Bagaimana untuk mencegah siswa tidak mempercayai informasi hoax? Peran guru dalam menangkal informasi hoax adalah literasi digital kepada siswa. Pertama, membaca berita dari beberapa media. Media besar arus utama sangat berhati-hati dengan informasi yang diterbitkan karena akan berpengaruh pada nama besar media tersebut. Jika media besar menerbitkan hoax, akan menjatuhkan kepercayaan masyarakat.
Kedua, membiasakan membaca berita sampai utuh, bukan hanya judulnya. Media abal-abal sering menampilkan berita yang judul dan isi berita tidak sama. Di facebook sering kita jumpai ada akun membagikan tautan berita dengan judul bombastis. Lalu komentar-komentar dengan bahasa kasar pun muncul.
Ketiga, menghubungi teman yang tinggal dekat lokasi peristiwa. Misalnya berita tabrakan bus yang merenggut korban tewas 100 orang di Tegal. Kita bisa mencari informasi pada teman yang tinggal tinggal di Tegal, apakah informasi ini benar atau tidak.
Keempat, membiasakan siswa untuk membaca. Tidak hanya buku-buku pelajaran, tetapi buku-buku pengetahuan umum, fiksi akan membuat mereka memiliki sikap kritis terhadap informasi yang mereka terima.
Siswa merupakan anak-anak dan remaja yang berada di fase rasa ingin tahu yang tinggi. Peran guru adalah mengarahkan rasa ingin tahu siswa ke hal-hal yang positif. Pembelajaran dapat diarahkan sebagai media pencegahan hoax, bukan semata mengajarkan ilmu pengetahuan.
Nilai dan etika juga wajib diajarkan di sela pembelajaran. Ketika guru menyampaikan pelajaran tertentu, guru juga bercerita tentang nilai-nilai yang bermanfaat bagi murid (Toety Heraty Noerhadi, Prisma, No. 7 Juli 1980 Tahun VIII).
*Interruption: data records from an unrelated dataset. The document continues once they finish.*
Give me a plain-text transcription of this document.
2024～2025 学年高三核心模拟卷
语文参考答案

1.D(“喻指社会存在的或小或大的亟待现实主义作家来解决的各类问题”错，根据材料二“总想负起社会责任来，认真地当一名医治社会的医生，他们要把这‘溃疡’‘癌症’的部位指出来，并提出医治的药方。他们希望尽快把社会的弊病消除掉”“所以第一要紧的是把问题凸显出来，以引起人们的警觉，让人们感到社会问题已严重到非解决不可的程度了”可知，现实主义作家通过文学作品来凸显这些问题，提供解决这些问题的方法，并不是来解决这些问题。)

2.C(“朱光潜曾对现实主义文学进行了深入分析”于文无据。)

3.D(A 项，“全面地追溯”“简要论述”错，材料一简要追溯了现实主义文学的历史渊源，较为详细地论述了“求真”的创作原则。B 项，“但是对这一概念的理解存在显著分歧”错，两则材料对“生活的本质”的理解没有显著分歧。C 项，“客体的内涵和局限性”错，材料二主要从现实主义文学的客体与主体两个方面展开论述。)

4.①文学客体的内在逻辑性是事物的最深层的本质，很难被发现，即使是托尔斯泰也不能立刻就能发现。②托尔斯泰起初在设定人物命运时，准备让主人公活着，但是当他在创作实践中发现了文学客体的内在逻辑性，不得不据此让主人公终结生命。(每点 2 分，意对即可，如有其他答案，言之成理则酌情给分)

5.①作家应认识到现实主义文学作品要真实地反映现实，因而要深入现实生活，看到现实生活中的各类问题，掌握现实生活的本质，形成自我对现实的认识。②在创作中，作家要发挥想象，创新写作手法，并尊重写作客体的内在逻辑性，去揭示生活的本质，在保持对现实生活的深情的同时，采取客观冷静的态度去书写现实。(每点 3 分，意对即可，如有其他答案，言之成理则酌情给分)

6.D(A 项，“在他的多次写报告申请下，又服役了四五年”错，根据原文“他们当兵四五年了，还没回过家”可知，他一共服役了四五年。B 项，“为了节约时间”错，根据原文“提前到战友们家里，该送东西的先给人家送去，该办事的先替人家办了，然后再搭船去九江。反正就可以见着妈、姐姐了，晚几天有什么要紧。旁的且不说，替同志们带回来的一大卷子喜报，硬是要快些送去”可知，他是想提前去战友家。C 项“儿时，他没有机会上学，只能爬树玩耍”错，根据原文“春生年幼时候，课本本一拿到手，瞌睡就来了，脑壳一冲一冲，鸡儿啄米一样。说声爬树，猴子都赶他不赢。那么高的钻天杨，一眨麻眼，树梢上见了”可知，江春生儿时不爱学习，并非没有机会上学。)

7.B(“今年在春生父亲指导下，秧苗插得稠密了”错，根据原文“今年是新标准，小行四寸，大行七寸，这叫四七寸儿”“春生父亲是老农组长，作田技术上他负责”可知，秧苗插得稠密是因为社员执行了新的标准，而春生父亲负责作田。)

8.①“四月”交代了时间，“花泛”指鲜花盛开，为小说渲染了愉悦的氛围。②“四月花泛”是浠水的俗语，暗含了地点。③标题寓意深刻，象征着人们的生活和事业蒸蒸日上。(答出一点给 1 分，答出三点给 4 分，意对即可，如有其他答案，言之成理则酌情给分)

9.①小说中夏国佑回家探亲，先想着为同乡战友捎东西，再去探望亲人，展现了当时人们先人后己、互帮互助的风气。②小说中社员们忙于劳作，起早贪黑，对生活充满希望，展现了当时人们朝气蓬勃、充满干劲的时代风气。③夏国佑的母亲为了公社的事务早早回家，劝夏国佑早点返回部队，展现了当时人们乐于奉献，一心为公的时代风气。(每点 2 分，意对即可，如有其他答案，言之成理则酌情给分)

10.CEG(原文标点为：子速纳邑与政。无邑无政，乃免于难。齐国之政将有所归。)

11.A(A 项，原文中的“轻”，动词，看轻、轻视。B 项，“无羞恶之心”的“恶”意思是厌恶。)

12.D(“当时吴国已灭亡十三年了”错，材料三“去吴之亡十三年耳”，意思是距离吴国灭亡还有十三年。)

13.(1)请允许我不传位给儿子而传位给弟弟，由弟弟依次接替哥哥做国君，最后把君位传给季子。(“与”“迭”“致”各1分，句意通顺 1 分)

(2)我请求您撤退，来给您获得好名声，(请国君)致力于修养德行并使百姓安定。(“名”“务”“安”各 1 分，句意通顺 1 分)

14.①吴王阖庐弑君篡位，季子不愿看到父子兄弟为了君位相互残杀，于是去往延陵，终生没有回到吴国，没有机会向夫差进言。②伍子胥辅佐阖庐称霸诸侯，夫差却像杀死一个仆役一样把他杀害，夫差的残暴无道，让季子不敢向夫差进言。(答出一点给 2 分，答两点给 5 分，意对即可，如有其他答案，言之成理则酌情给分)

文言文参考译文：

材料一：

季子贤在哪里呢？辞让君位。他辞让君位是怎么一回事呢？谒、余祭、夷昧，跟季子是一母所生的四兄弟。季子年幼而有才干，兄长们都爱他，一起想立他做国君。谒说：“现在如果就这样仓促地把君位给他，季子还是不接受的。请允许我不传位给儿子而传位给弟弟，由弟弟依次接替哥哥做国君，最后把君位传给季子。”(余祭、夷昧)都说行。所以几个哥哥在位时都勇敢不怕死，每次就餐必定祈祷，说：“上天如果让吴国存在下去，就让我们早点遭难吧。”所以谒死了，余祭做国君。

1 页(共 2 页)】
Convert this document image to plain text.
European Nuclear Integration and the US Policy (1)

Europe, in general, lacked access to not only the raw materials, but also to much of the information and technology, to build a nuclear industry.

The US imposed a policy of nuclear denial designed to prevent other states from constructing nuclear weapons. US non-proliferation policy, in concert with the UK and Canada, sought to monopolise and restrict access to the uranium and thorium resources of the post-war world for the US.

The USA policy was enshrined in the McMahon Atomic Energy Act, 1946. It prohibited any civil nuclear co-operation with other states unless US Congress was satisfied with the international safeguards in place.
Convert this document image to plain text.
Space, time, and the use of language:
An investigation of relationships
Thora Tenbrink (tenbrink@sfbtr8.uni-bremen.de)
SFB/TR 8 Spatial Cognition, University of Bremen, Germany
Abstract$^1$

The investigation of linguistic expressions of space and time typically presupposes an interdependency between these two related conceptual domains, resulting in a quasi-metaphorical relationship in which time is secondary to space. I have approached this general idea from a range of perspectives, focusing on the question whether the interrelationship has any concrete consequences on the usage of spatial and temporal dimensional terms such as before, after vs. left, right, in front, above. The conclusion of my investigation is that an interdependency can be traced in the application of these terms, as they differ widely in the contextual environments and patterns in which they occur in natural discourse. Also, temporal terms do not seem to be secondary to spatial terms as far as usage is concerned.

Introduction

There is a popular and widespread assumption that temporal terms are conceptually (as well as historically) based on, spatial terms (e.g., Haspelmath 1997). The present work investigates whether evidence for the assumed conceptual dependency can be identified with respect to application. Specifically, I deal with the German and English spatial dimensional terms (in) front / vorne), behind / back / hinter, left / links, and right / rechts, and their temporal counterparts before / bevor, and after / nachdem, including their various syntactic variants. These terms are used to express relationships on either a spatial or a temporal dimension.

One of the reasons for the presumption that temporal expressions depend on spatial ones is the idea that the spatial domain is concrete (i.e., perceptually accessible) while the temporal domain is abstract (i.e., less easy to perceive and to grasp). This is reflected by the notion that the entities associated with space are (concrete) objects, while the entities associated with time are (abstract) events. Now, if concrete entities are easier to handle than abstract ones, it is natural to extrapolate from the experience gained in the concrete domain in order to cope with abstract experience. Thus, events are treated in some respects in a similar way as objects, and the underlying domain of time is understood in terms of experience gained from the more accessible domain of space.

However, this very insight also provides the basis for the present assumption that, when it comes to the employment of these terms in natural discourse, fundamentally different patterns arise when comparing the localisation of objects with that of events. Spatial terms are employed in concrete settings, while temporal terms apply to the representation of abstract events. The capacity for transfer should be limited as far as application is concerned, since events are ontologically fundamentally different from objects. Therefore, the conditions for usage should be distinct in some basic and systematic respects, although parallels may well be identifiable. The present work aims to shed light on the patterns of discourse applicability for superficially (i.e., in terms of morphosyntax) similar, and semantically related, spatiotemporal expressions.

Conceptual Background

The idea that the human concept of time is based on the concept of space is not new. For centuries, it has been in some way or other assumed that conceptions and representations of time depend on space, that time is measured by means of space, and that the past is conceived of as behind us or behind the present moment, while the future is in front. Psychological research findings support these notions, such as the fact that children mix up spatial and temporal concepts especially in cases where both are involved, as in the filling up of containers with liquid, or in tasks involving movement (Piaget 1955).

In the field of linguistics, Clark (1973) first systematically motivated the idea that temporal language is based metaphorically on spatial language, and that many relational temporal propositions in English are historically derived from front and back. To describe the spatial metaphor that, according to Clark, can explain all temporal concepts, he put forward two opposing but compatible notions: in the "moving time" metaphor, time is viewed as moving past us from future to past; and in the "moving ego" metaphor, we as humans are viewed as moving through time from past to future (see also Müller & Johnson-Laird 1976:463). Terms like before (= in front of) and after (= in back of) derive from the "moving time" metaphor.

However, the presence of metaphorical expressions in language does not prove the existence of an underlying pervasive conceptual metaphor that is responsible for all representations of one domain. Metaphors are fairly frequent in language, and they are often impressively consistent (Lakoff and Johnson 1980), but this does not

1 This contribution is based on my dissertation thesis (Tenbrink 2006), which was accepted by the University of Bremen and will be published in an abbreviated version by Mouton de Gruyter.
Seringkali nilai-nilai yang mungkin tidak berhubungan dengan pelajaran, justru yang akan diingat siswa sampai dewasa.
Siswa harus kita selamatkan dari racun hoax. Hoax beracun karena membunuh akal sehat kita. Ketika akal sehat kita sudah lumpuh, kemunculan ekses-ekses negatif tinggal menunggu ledakannya. Tentu kita tidak mau generasi mendatang adalah orang-orang yang nalarnya sudah terjangkit racun hoax bukan?